A report from Moody's Investor Service warns another case of Avian flu may hit egg-laying flocks of hens, placing more pressure on an already scarce resource.
Prices rose to $2.97 a dozen for Grade A eggs after the most recent bird-flu outbreak in America, up from $1.97 the year before, and Moody's says prices could climb even more, to record levels, in the event of another outbreak, as fowl carrying the virus migrate back south in the winter spreading the virus.
However, Moody's says heightened bio-security measures developed since the last outbreak may help protect farms to a greater extent.
Higher egg prices will also hit food chains, Moody's added, such as McDonald's which recently announced it would serve its breakfast muffin all day for the first time.

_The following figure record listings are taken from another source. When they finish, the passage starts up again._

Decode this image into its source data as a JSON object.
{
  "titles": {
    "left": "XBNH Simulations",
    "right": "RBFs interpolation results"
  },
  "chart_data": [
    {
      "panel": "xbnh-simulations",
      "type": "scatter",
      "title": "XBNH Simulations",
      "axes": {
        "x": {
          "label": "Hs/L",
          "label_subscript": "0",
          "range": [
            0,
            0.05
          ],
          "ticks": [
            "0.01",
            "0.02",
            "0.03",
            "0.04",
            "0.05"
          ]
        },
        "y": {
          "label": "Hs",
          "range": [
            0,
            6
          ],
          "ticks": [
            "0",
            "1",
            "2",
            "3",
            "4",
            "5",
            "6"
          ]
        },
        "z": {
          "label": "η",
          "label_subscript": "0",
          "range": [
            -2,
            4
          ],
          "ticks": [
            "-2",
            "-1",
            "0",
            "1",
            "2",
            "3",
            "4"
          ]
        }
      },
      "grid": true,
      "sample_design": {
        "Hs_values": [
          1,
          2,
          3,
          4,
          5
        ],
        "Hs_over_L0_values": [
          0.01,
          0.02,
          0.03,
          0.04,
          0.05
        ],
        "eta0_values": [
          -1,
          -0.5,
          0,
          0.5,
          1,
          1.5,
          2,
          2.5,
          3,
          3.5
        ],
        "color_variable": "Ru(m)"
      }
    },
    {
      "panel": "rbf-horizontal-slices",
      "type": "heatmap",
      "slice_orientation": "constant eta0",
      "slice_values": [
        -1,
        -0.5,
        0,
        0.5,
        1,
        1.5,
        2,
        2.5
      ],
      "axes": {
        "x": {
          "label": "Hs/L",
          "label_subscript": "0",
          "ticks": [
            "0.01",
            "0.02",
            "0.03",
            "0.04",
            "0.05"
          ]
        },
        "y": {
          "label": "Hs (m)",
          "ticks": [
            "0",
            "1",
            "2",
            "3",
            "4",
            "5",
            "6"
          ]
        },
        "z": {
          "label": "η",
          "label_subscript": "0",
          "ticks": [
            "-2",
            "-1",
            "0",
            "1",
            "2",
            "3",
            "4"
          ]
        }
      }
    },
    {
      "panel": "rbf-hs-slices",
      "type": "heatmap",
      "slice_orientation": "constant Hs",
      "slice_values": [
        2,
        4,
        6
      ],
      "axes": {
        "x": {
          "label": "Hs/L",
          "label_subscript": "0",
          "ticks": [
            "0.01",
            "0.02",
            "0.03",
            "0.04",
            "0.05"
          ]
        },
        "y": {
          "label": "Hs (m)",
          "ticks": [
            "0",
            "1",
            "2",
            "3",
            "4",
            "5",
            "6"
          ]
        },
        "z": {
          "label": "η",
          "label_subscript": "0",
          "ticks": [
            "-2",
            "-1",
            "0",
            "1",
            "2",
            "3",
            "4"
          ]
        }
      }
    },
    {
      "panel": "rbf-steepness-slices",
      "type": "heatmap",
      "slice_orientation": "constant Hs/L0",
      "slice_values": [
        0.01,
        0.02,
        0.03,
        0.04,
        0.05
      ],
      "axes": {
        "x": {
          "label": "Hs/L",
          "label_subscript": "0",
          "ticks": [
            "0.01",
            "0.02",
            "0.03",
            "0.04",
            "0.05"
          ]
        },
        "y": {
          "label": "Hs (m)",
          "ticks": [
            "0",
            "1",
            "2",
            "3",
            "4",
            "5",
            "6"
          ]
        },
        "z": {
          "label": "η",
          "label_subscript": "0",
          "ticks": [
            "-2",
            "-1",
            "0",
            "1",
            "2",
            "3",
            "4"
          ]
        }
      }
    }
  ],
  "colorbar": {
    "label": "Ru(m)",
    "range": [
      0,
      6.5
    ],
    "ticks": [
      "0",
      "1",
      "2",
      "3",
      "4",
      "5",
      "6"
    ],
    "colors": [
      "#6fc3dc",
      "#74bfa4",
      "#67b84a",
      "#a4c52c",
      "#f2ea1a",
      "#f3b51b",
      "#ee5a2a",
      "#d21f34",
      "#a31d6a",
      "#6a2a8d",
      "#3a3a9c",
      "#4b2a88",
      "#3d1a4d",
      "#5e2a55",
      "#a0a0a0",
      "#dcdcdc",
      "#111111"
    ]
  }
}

Some 50 million birds were killed in the most recent bird flu epidemic, half of them in Iowa alone, which is the US' main egg-producing state.
The US egg industry is particularly vulnerable because it is so highly concentrated, with five states accounting for around 44 per cent of all egg-laying hen flocks, according to trade group United Egg Producers.
US farms produced a cracking 99.8bn eggs last year according to data from the US Department of Agriculture.